Back in December of 2012 we shared recipes for the interesting Nashville (and broader southern) tradition of making holiday cheater pickles — sweet pickles made from store-bought sour pickles. Read about that in Nfocus Magazine here.
The pickle’s importance really sunk in when as the holiday season approached each year, we’d notice a huge end-aisle display of the giant jars of whole sours at the Highway 100 Harris-Teeter.
Now it’s 2015 and there’s no more Harris-Teeter, so where to buy the pickles? No luck at Publix, but we spied a few big jars on the bottom shelf of the pickle section at the Bellevue Kroger. We urge you to keep a look out and ask your store manager to add them to the order, so we can keep this candy-crisp tradition alive. They are critical to the holiday sideboard for perfectly complementing a bite of salty holiday country ham and turning a ho-hum turkey sandwich into a masterpiece.
Who knows when all this started, but it’s a good guess that Nashville’s influential Centennial Club hostess and author Sadie LeSueur helped launch its popularity as she included a recipe for Crisp Cucumber Rings in her classic book Recipes, Party Plans and Garnishes (we have the 1970 revised edition; look in your 1958 first printing and see if it’s there).
Variations of this sweet pickle are found in many other Nashville area cookbooks as well. Miss Emma Porter Armstrong smartly named her recipe Polk Pickles in The James K. Polk Cookbook (1978). Mrs. Fred Russell contributed Christmas Pickle in By the Board, a collection of 105 recipes of the board of the Ladies Hermitage Association (1973). Of course, Nashville Seasons’ Encore (1977) includes a cheater sweet pickle recipe called Bolin’s Pickle submitted by Mrs. Lawrence B. Stumb, Jr. Dean G. Reeves author of From the Kitchen Door, Recipes of Lyssa Gillespie (1992), a sweet compilation of recipes from her mother who started a thriving backdoor catering business in her Green Hills home in 1951, calls them Garlic Pickles and attributes the recipe to her Grandmother Hunt.

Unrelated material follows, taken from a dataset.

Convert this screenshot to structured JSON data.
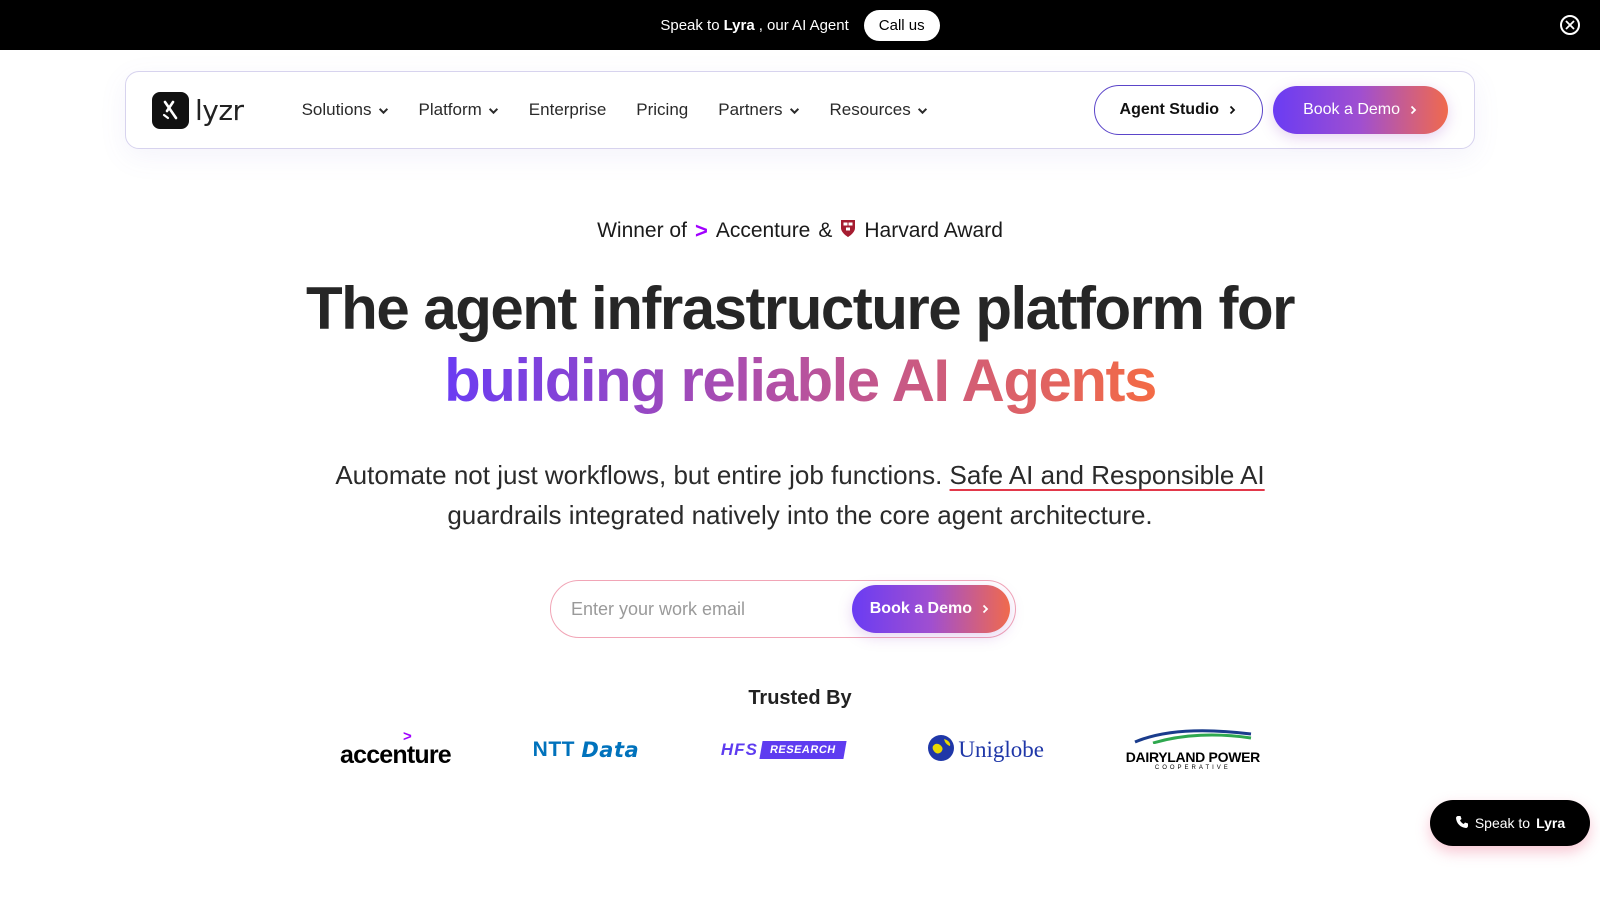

In every cookbook, the pickle maker embellishes the recipe in her own way. Added ingredients include maraschino cherries for festive holiday color, pickled cocktail onions, a little or a lot of fresh garlic, pieces of cinnamon stick, blended pickling spices (preferably McCormick’s), whole mustard seed, whole cloves, whole black peppercorns and sliced hot peppers. The sugar-to-pickle ratio isn’t set in stone, but a gallon jar of pickles to a four-pound bag of sugar works consistently well for us and is super-easy to remember. Here’s the cheater sweet pickle 2015 basic recipe. Make it yours. Be warned, if you start, you’ll be filling your shopping cart with giant jars of sour pickles every November as your friends and family demand it.
Nashville writer and cookbook author Nicki Pendleton Wood fondly calls these sours turned sweet “repickles.”